The point is that mutable references should be local to one `runST`. For instance,

```  v   = runST (newSTRef "abc")
```

is wrong because a mutable reference created in the context of one `runST` is used again in a second `runST`. In other words, the result type `a` in `(forall s. ST s a) -> a` may not be a reference like `STRef s String` in the case of `v`. But the rank-2 type guarantees exactly that! Because the argument must be polymorphic in `s`, it has to return one and the same type `a` for all states `s`; the result `a` may not depend on the state. Thus, the unwanted code snippet above contains a type error and the compiler will reject it.

You can find a more detailed explanation of the ST monad in the original paper Lazy functional state threads[4].

### Impredicativity

• predicative = type variables instantiated to monotypes. impredicative = also polytypes. Example: `length [id :: forall a . a -> a]` or `Just (id :: forall a. a -> a)`. Subtly different from higher-rank.

## System F

Section goal = a little bit lambda calculus foundation to prevent brain damage from implicit type parameter passing.

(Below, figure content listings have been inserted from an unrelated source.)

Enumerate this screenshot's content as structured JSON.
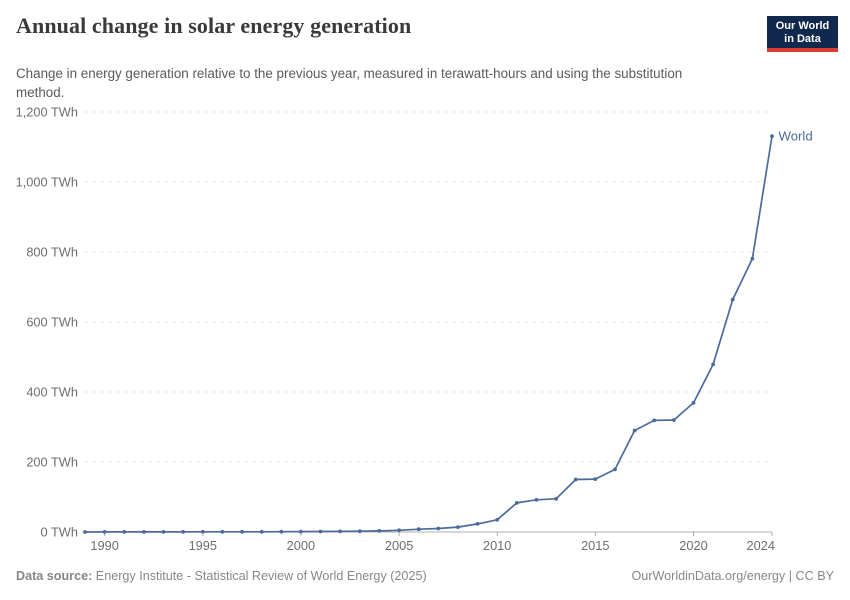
{
  "header": {
    "title": "Annual change in solar energy generation",
    "subtitle": "Change in energy generation relative to the previous year, measured in terawatt-hours and using the substitution method.",
    "logo": {
      "line1": "Our World",
      "line2": "in Data"
    }
  },
  "chart_data": {
    "type": "line",
    "title": "Annual change in solar energy generation",
    "unit": "TWh",
    "xlim": [
      1989,
      2024
    ],
    "ylim": [
      0,
      1200
    ],
    "grid": "horizontal-dashed",
    "legend_position": "end-of-line-label",
    "xticks": [
      {
        "value": 1990,
        "label": "1990"
      },
      {
        "value": 1995,
        "label": "1995"
      },
      {
        "value": 2000,
        "label": "2000"
      },
      {
        "value": 2005,
        "label": "2005"
      },
      {
        "value": 2010,
        "label": "2010"
      },
      {
        "value": 2015,
        "label": "2015"
      },
      {
        "value": 2020,
        "label": "2020"
      },
      {
        "value": 2024,
        "label": "2024"
      }
    ],
    "yticks": [
      {
        "value": 0,
        "label": "0 TWh"
      },
      {
        "value": 200,
        "label": "200 TWh"
      },
      {
        "value": 400,
        "label": "400 TWh"
      },
      {
        "value": 600,
        "label": "600 TWh"
      },
      {
        "value": 800,
        "label": "800 TWh"
      },
      {
        "value": 1000,
        "label": "1,000 TWh"
      },
      {
        "value": 1200,
        "label": "1,200 TWh"
      }
    ],
    "series": [
      {
        "name": "World",
        "color": "#4C6A9C",
        "x": [
          1989,
          1990,
          1991,
          1992,
          1993,
          1994,
          1995,
          1996,
          1997,
          1998,
          1999,
          2000,
          2001,
          2002,
          2003,
          2004,
          2005,
          2006,
          2007,
          2008,
          2009,
          2010,
          2011,
          2012,
          2013,
          2014,
          2015,
          2016,
          2017,
          2018,
          2019,
          2020,
          2021,
          2022,
          2023,
          2024
        ],
        "y": [
          0.1,
          0.2,
          0.2,
          0.3,
          0.3,
          0.4,
          0.5,
          0.5,
          0.6,
          0.7,
          0.9,
          1.1,
          1.4,
          1.8,
          2.2,
          3,
          5,
          8,
          10,
          14,
          23,
          35,
          83,
          92,
          95,
          150,
          151,
          179,
          290,
          319,
          320,
          369,
          479,
          664,
          781,
          1131
        ]
      }
    ]
  },
  "footer": {
    "source_label": "Data source:",
    "source_text": " Energy Institute - Statistical Review of World Energy (2025)",
    "rights": "OurWorldinData.org/energy | CC BY"
  },
  "colors": {
    "series": "#4C6A9C",
    "grid": "#e0e0e0",
    "axis": "#adadad",
    "tick_label": "#6e6e6e",
    "title": "#3a3a3a",
    "subtitle": "#5a5a5a",
    "footer": "#878787",
    "logo_bg": "#12294e",
    "logo_red": "#dc3d33"
  }
}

• System F = Basis for all this ∀-stuff.
• Explicit type applications i.e. `map Int (+1) [1,2,3]`. ∀ similar to the function arrow ->.
• Terms depend on types. Big Λ for type arguments, small λ for value arguments.

## Examples

Section goal = enable reader to judge whether to use data structures with ∀ in his own code.

• Church numerals, Encoding of arbitrary recursive types (positivity conditions): `&forall x. (F x -> x) -> x`
• Continuations, Pattern-matching: `maybe`, `either` and `foldr`

I.e. ∀ can be put to good use for implementing data types in Haskell.

## Other forms of Polymorphism

Section goal = contrast polymorphism in OOP and stuff. how type classes fit in.

• ad-hoc polymorphism = different behavior depending on type s. => Haskell type classes.
• parametric polymorphism = ignorant of the type actually used. => ∀
• subtyping

## Free Theorems

Secion goal = enable reader to come up with free theorems. no need to prove them, intuition is enough.

• free theorems for parametric polymorphism.

## Notes

1. Note that the keyword `forall` is not part of the Haskell 98 standard, but any of the language extensions `ScopedTypeVariables`, `Rank2Types` or `RankNTypes` will enable it in the compiler. A future Haskell standard will incorporate one of these.
2. The `UnicodeSyntax` extension allows you to use the symbol ∀ instead of the `forall` keyword in your Haskell source code.
3. Or enable just `Rank2Types` if you only want to use rank-2 types
4. John Launchbury; Simon Peyton Jones (1994-??-??). Lazy functional state threads. ACM Press". pp. 24-35.